L'indubbio rilievo che va riconosciuto,
nella materia in esame, agli ordini e ai collegi professionali non toglie che è
la regione ad avere la titolarità dei poteri di vigilanza e di autorizzazione
sulle istituzioni sanitarie di carattere privato, stante il chiaro dettato
dell'art.43 della legge 23 dicembre 1978, n. 833. Fra siffatti poteri, rientra
certamente quello di autorizzare la pubblicità concernente tali istituzioni
sanitarie.
Questa Corte ha più volte affermato (v.,
da ultimo, le sentenze
nn. 391, 204, 49 del 1991) il
principio secondo cui un regolamento ministeriale di esecuzione e di attuazione
di una legge statale non può porre norme volte a limitare la sfera delle
competenze delle regioni in materie loro attribuite.

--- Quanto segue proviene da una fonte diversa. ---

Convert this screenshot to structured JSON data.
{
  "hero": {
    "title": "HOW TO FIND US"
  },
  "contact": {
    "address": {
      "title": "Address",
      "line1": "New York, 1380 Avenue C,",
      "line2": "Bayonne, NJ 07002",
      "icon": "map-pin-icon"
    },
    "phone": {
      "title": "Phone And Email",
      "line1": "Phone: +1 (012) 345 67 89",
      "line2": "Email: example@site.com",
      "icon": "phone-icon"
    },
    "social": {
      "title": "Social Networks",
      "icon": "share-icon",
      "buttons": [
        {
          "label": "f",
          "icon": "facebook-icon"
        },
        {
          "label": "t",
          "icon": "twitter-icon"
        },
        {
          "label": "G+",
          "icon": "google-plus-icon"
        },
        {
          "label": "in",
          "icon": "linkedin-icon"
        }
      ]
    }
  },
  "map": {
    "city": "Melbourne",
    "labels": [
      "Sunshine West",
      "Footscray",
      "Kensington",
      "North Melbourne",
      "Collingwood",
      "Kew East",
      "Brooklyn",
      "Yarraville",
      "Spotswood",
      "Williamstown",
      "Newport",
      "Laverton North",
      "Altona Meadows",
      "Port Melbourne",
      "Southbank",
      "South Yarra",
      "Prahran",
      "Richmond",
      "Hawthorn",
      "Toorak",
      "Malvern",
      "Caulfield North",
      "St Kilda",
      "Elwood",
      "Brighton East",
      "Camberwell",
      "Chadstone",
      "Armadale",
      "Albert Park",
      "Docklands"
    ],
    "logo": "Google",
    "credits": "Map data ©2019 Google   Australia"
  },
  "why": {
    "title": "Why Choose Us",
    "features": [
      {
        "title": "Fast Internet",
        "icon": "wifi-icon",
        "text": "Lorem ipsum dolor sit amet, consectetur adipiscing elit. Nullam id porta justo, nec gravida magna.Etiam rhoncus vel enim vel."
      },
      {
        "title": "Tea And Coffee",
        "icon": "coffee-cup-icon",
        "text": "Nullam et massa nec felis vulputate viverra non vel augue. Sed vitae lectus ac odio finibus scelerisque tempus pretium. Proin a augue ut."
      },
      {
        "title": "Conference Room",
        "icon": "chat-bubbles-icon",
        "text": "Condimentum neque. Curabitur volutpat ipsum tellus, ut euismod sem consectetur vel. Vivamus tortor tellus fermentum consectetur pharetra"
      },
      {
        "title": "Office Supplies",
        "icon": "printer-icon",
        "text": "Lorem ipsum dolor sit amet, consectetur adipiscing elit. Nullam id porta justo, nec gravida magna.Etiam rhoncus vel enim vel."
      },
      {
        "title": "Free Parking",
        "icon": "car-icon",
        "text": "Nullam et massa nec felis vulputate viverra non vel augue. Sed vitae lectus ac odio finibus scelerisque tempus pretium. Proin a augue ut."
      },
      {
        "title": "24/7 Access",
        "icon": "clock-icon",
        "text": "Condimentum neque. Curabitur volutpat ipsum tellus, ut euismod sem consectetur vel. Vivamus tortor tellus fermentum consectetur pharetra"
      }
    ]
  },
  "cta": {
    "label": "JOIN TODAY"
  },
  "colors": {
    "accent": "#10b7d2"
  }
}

Detto principio deriva dalle regole
costituzionali relative all'ordine delle fonti normative, ed è stato
espressamente sancito dall'art. 17, commi 1, lett. b, e 3, della legge n. 400
del 1988, che circoscrive la potestà regolamentare ministeriale alle sole
materie di competenza del Ministro o di autorità a lui sottordinate.

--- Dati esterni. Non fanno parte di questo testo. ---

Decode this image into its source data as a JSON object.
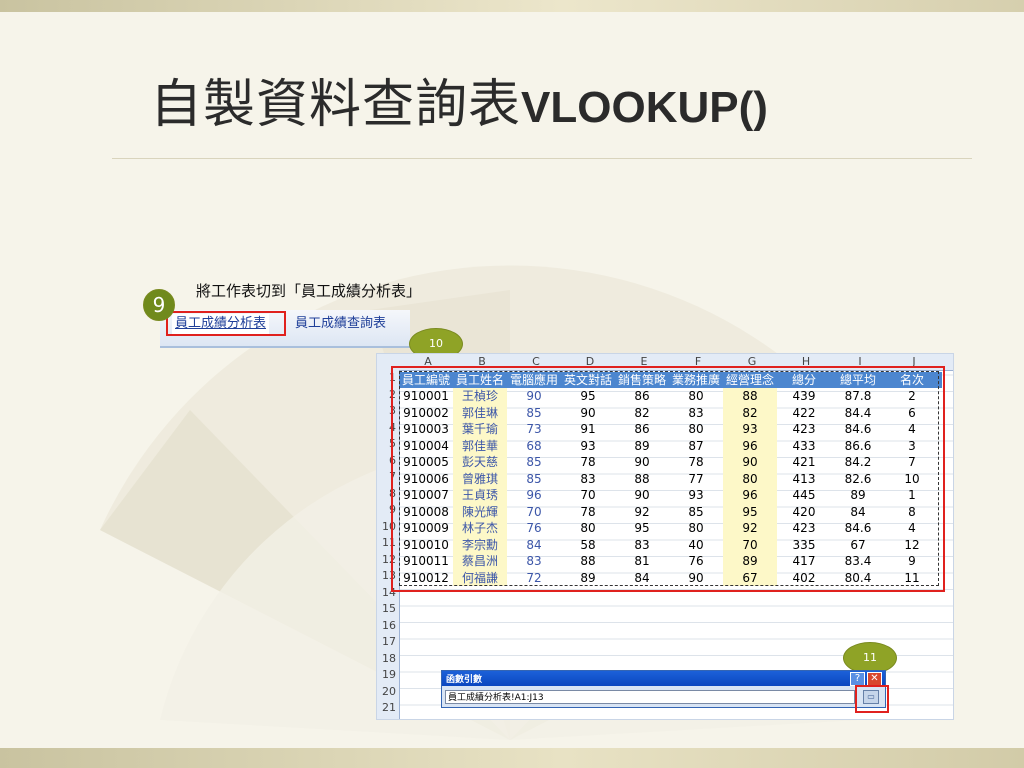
{
  "slide": {
    "title_cjk": "自製資料查詢表",
    "title_latin": "VLOOKUP()"
  },
  "instruction": "將工作表切到「員工成績分析表」",
  "tabs": [
    "員工成績分析表",
    "員工成績查詢表"
  ],
  "steps": {
    "s9": "9",
    "s10": "10",
    "s11": "11"
  },
  "sheet": {
    "columns": [
      "A",
      "B",
      "C",
      "D",
      "E",
      "F",
      "G",
      "H",
      "I",
      "J"
    ],
    "headers": [
      "員工編號",
      "員工姓名",
      "電腦應用",
      "英文對話",
      "銷售策略",
      "業務推廣",
      "經營理念",
      "總分",
      "總平均",
      "名次"
    ],
    "row_numbers": [
      "1",
      "2",
      "3",
      "4",
      "5",
      "6",
      "7",
      "8",
      "9",
      "10",
      "11",
      "12",
      "13",
      "14",
      "15",
      "16",
      "17",
      "18",
      "19",
      "20",
      "21"
    ],
    "rows": [
      [
        "910001",
        "王楨珍",
        "90",
        "95",
        "86",
        "80",
        "88",
        "439",
        "87.8",
        "2"
      ],
      [
        "910002",
        "郭佳琳",
        "85",
        "90",
        "82",
        "83",
        "82",
        "422",
        "84.4",
        "6"
      ],
      [
        "910003",
        "葉千瑜",
        "73",
        "91",
        "86",
        "80",
        "93",
        "423",
        "84.6",
        "4"
      ],
      [
        "910004",
        "郭佳華",
        "68",
        "93",
        "89",
        "87",
        "96",
        "433",
        "86.6",
        "3"
      ],
      [
        "910005",
        "彭天慈",
        "85",
        "78",
        "90",
        "78",
        "90",
        "421",
        "84.2",
        "7"
      ],
      [
        "910006",
        "曾雅琪",
        "85",
        "83",
        "88",
        "77",
        "80",
        "413",
        "82.6",
        "10"
      ],
      [
        "910007",
        "王貞琇",
        "96",
        "70",
        "90",
        "93",
        "96",
        "445",
        "89",
        "1"
      ],
      [
        "910008",
        "陳光輝",
        "70",
        "78",
        "92",
        "85",
        "95",
        "420",
        "84",
        "8"
      ],
      [
        "910009",
        "林子杰",
        "76",
        "80",
        "95",
        "80",
        "92",
        "423",
        "84.6",
        "4"
      ],
      [
        "910010",
        "李宗勳",
        "84",
        "58",
        "83",
        "40",
        "70",
        "335",
        "67",
        "12"
      ],
      [
        "910011",
        "蔡昌洲",
        "83",
        "88",
        "81",
        "76",
        "89",
        "417",
        "83.4",
        "9"
      ],
      [
        "910012",
        "何福謙",
        "72",
        "89",
        "84",
        "90",
        "67",
        "402",
        "80.4",
        "11"
      ]
    ]
  },
  "dialog": {
    "title": "函數引數",
    "help": "?",
    "close": "✕",
    "reference": "員工成績分析表!A1:J13"
  },
  "colors": {
    "accent_red": "#e0211e",
    "header_blue": "#4c86cf",
    "step_green": "#8fa326"
  }
}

Esiste, d'altronde, una connessione
naturale tra la disciplina del procedimento e la materia dell'organizzazione:
la regolamentazione, da parte della regione, dei procedimenti amministrativi di
propria spettanza è un corollario della competenza in materia di ordinamento
degli uffici, quale espressione della sua potestà di autorganizzazione (cfr.,
da ultimo, la sent.
n. 465 del 1991).
Risulta dunque evidente l'illegittimità
costituzionale del comma 2 dell'art. 5, che peraltro era già stata rilevata, in
sede di parere alla commissione di merito, dalla prima commissione (affari
costituzionali) del Senato.
4. Quanto al ricorso presentato dalla
provincia autonoma di Trento, considerato che la Provincia stessa ha rinunciato
al ricorso con atto notificato il 12 settembre 1992 al Presidente del Consiglio
dei ministri, il processo va dichiarato estinto, ai sensi dell'art. 25 delle
Norme integrative per i giudizi davanti alla Corte costituzionale.
PER QUESTI MOTIVI
a) dichiara l'illegittimità
costituzionale dell'art. 5, comma 2, della legge 5 febbraio 1992, n. 175
("Norme in materia di pubblicità sanitaria e di repressione dell'esercizio
abusivo delle professioni sanitarie");
b) dichiara non fondata la questione di
legittimità costituzionale dell'art. 5, comma 1, della legge 5 febbraio 1992,
n.
c) dichiara estinto il processo,
relativamente al ricorso presentato dalla Provincia autonoma di Trento, per
rinuncia;
Così deciso in Roma, nella sede della
Corte costituzionale, Palazzo della Consulta, il
05/11/92.
Aldo CORASANITI, Presidente
Francesco GUIZZI, Redattore
Depositata in cancelleria il 19/11/92.